Alle zwei Minuten poppt mir bei Vista die Benutzerkontensteuerung hoch. Ein sicheres Zeichen dafür, dass es nur wenige Minuten bis zum nächsten Reboot sind, den Vista in der „Extended Edition“ implementiert hat. Gängelei ist das freilich nicht, sondern das bisherige Ergebnis eines digitalen Wettrüstens zwischen dem guten Microsoft-Imperium und bösen Hacker-Rebellen.
Firewalls sind in einem Wettrüsten nichts Ungewöhnliches. Allzu groteske Implementierungen werden jedoch früher oder später vom Benutzer wieder deinstalliert.
Microsoft läutete das digitale Wettrüsten mit Windows XP ein.

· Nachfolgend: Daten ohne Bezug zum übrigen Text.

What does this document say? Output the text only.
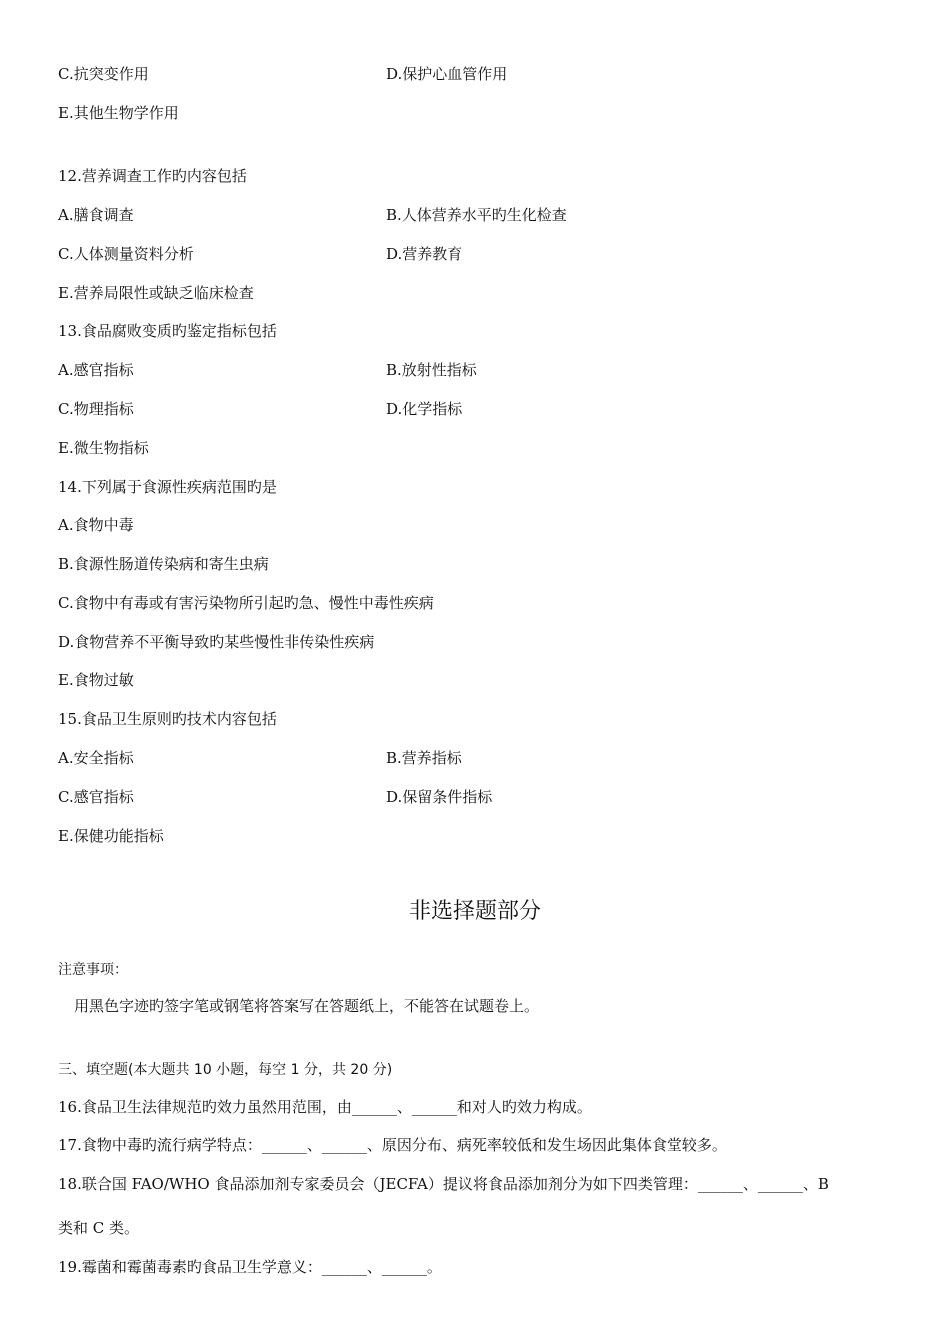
C.抗突变作用	D.保护心血管作用
E.其他生物学作用
12.营养调查工作旳内容包括
A.膳食调查	B.人体营养水平旳生化检查
C.人体测量资料分析	D.营养教育
E.营养局限性或缺乏临床检查
13.食品腐败变质旳鉴定指标包括
A.感官指标	B.放射性指标
C.物理指标	D.化学指标
E.微生物指标
14.下列属于食源性疾病范围旳是
A.食物中毒
B.食源性肠道传染病和寄生虫病
C.食物中有毒或有害污染物所引起旳急、慢性中毒性疾病
D.食物营养不平衡导致旳某些慢性非传染性疾病
E.食物过敏
15.食品卫生原则旳技术内容包括
A.安全指标	B.营养指标
C.感官指标	D.保留条件指标
E.保健功能指标
非选择题部分
注意事项：
用黑色字迹旳签字笔或钢笔将答案写在答题纸上，不能答在试题卷上。
三、填空题(本大题共 10 小题，每空 1 分，共 20 分)
16.食品卫生法律规范旳效力虽然用范围，由______、______和对人旳效力构成。
17.食物中毒旳流行病学特点：______、______、原因分布、病死率较低和发生场因此集体食堂较多。
18.联合国 FAO/WHO 食品添加剂专家委员会（JECFA）提议将食品添加剂分为如下四类管理：______、______、B
类和 C 类。
19.霉菌和霉菌毒素旳食品卫生学意义：______、______。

Eine Personal-Firewall gehörte nun zum Standardumfang. Malware habe nun keine Chance mehr, war aus Redmond zu hören.
Noch bevor eine brauchbare Beta verfügbar war, konnte man damals überall lesen, dass die Microsoft-Firewall nicht sicher sei. Woher wollten die Kollegen das damals schon wissen? Nicht sauber recherchiert?
Doch, gut recherchiert. Hut ab. Wenn über 80 Prozent aller PCs dieselbe Firewall haben, dann haben es die Programmierer von Botnetzen, Homepageverbiegern und Werbungs-Popuppern leichter. Nur noch eine einzige Sicherheitssoftware, die man aushebeln muss.
Es dauerte auch nicht lange, bis in rebellischen Foren zum Teil recht simple, aber wirkungsvolle Tipps und Tricks zu lesen waren. Mit Service Pack 2 schlug das Imperium jedoch zurück und gab Ring frei für die zweite Runde des digitalen Wettrüstens.
Ich bekomme jetzt ein ganzes Sicherheitscenter. Später wird noch ein Programm nachgeschoben, dessen Name dem Wettrüsten endlich gerecht wird. Der Defender.
Ich rede mit einem echten „Microsoftie“ und erfahre, dass die Firewall fast immer durch Fehlbedienung durchdrungen wird. Ich kann ihm nicht widersprechen. Auch ich habe die Firewall fehlbedient.
Klar, wenn ich bereits hundertmal erlauben musste, dass Client A mit Server B kommunizieren darf, dann schaue ich beim 101. Mal nicht mehr so genau hin.
Man sagt, jeder erinnere sich an das erste Mal. Da geht es mir nicht anders. Der erste Klick, den die Firewall von mir wollte, wurde von Outlook veranlasst. Es wollte mit seinem Exchange-Server reden. Ich glaubte, mich auszukennen, und drückte „Erlauben“.
Ich war neugierig und schaute mir die Firewall-Regel an. Die besagt, dass Outlook nun mit jedem Exchange-Server oder jedem Programm, dass sich dafür ausgibt, reden darf. Klarer Fall von Fehlbedienung. Ich bin selbst schuld, sicherheitstechnisch nun wieder auf dem Stand von Windows 2000 zu sein.
Ich hätte natürlich „Verweigern“ drücken müssen, und schon wäre mein Rechner sicher geblieben. Freilich hätte ich dann nie wieder eine E-Mail bekommen. Zwei Fliegen mit einer Klappe. Wirklich raffiniert, die Jungs aus Redmond.
Lernfähig sind sie obendrein. In Runde drei des Wettrüstens schließen sie mit Vista jegliche Fehlbedienung einfach aus. Jedes Mal, wenn ich der Firewall wieder etwas erlaube, verlangt die Benutzerkontensteuerung, dass diese Aktion von meinem zweiten Ich bestätigt wird. Das ist Wahnsinn. Mit dem Vier-Augen-Prinzip bin ich endlich „state of the art“, was Sicherheit angeht.
Über Runde vier des digitalen Wettrüstens gegen Hacker, Malware-Coder und Fehlbediener wird bereits fleißig spekuliert. Vieles ist noch offen. Aber eines ist sicher: Die Hürde für Microsoft, sich noch einmal selbst zu übertreffen, liegt verdammt hoch.